Director Ridley Scott returns for another go at the world of epic period pieces. This time he brings us the story we’ve all heard and seen before… or have we?

Reuniting with Russell Crowe, Scott gives us a completely new take on the old myth of Robin of the Hood with mixed results. On a technical standpoint Scott is on the top of his game giving the viewer a great deal to soak up with each frame. Quite frankly the movie “looks” great. Unfortunately the written portion of the film is not quite up to the same standard as the direction.

The film opens with a decent battle scene where we’re introduced to Robin Longstride; archer of the kings army. Now for this reviewer (who was raised with Kevin Costner’s Robin Hood: Prince of Thieves) this was a big difference since I’ve always known Robin Hood as “Robin of Loxley”. This switch was an interesting choice and really gets the viewer prepared for all the differences this movie would have. After both the King’s death and the “real” Robin of Loxley’s demise, our hero outlaw assumes the identity of the fallen knight along with his trusted archer friends; Will Scarlet, Little John and Allan A’Dayle. From here we return to England were the body of the story takes place.

Now the largest difference is the fact that the Sheriff of Nottingham is not the main villain. In fact, he only appears a few times throughout the film and has a total of maybe fifteen minutes of screen time. The real villain is Godfrey, played by Mark Strong whom we will all soon see in next year’s Green Lantern film playing the villain; Sinestro. As far as villains go Godfrey is a weak heavy, who is trying to destabilize England for a French invasion.
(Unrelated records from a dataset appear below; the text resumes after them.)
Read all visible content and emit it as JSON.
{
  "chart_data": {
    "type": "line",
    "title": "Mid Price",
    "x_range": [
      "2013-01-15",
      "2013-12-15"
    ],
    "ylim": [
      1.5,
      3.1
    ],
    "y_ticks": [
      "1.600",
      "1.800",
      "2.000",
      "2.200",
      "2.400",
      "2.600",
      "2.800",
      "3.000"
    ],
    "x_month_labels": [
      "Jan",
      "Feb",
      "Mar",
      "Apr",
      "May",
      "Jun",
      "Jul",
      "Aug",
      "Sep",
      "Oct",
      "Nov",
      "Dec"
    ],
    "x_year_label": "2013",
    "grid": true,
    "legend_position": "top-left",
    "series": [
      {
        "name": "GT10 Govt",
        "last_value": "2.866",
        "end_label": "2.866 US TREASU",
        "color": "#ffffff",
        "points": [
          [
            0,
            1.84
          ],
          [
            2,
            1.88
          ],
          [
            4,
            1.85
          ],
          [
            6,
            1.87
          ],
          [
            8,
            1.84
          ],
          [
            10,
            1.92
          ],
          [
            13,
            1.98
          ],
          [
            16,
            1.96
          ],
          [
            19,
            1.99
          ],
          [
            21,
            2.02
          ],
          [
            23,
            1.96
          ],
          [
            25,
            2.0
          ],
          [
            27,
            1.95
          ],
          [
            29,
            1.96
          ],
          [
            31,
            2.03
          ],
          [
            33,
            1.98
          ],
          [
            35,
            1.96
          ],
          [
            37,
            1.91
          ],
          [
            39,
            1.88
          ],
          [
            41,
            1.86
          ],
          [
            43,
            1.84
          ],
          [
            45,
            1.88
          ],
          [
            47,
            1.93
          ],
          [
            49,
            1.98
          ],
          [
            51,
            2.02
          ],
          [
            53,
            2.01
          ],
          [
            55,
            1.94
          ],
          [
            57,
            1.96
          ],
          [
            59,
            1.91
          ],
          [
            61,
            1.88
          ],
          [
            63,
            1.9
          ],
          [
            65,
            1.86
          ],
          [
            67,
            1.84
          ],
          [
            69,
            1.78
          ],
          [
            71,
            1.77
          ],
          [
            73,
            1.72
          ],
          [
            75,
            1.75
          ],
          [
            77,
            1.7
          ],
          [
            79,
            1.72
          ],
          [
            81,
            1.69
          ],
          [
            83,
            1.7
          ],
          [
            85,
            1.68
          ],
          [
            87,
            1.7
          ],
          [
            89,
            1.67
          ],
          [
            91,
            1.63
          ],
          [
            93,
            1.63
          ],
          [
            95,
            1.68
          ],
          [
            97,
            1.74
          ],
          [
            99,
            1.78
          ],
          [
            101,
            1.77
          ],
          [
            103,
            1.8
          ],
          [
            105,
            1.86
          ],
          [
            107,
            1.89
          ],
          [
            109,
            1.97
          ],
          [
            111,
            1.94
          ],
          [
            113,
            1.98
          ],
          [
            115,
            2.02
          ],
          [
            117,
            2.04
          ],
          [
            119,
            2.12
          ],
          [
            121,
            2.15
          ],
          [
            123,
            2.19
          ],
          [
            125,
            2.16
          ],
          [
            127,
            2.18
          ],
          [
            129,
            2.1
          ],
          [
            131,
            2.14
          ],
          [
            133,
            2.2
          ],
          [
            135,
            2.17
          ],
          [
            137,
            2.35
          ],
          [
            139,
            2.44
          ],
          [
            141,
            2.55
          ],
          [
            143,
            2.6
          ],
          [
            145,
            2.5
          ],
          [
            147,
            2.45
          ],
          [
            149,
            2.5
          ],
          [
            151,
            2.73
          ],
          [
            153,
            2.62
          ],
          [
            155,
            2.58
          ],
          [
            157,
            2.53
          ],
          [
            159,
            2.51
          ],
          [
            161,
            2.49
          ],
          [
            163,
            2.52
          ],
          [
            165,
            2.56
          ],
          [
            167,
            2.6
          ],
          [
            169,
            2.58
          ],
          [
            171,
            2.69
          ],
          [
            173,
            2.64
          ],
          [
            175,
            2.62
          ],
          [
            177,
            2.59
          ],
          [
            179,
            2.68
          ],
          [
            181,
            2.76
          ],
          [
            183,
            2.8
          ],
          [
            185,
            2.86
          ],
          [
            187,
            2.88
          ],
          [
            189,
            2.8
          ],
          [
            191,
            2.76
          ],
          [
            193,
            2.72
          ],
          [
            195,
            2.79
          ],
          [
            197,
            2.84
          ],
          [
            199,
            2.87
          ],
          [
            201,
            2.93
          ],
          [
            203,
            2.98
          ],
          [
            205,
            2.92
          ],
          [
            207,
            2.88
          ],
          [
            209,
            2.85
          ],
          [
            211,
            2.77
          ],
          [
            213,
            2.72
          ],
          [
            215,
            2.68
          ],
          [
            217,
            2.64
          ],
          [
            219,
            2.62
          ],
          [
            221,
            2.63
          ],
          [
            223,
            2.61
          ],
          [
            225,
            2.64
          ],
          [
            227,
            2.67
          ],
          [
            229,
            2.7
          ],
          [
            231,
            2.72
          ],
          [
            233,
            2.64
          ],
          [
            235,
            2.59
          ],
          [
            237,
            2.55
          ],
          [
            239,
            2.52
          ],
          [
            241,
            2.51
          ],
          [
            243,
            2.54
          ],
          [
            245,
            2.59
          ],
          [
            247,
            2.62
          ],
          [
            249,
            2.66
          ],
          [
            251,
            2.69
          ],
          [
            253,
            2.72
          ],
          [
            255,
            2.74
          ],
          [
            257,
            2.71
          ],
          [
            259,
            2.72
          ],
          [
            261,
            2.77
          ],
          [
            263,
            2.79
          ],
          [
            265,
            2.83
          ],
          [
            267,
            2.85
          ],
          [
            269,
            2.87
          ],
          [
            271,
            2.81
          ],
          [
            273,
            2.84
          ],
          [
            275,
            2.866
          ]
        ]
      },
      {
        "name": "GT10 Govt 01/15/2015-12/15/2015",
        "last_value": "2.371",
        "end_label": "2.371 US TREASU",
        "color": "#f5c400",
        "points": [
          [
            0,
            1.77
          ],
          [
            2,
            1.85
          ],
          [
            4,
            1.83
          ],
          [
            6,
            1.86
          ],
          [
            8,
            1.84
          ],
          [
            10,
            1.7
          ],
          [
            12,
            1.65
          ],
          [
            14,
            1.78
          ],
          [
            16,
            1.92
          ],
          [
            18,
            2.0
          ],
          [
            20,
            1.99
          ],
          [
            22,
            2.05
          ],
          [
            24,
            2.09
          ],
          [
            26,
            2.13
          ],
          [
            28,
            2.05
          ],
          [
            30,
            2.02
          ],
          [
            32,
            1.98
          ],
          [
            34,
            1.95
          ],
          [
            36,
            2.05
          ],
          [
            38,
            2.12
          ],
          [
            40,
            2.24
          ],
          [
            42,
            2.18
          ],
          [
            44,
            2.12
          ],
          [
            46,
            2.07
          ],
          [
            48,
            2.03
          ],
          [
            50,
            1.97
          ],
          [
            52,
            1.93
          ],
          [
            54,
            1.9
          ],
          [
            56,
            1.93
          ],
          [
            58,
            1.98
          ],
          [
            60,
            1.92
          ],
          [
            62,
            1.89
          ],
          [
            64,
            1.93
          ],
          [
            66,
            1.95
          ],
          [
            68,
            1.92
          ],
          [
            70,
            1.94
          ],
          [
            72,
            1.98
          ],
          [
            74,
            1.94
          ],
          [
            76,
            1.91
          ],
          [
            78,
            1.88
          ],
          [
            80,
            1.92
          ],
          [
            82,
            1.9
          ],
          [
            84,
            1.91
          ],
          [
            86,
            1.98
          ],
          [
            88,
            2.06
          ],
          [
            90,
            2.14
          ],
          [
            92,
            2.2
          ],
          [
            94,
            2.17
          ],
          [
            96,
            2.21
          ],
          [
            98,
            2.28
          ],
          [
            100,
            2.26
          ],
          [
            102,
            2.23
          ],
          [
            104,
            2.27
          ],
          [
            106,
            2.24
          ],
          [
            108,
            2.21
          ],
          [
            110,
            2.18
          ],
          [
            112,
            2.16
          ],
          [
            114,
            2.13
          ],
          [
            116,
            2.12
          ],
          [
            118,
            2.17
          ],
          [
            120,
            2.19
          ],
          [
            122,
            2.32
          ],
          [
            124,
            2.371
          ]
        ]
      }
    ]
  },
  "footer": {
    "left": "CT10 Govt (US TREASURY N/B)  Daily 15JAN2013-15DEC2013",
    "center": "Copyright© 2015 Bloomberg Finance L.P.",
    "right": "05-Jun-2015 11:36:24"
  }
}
All of his posturing and scheming leads to the inevitable large battle at the end of the film. This battle is the only time where Scott does not seem to have a handle on things. The battle is short and although it’s the climax of the film, it’s also very boring. It’s not until after this battle and sitting safely on his throne that King John names Robin as an Outlaw leaving the film open with the chance of a sequel that no doubt will ever come.

In short; this is not as good as Gladiator, but thankfully is not a complete mess like Kingdom of Heaven. This movie is definitely a rental or a cheap bin pick-up, but for this reviewer; I’m sticking with Prince of Thieves until we get something better.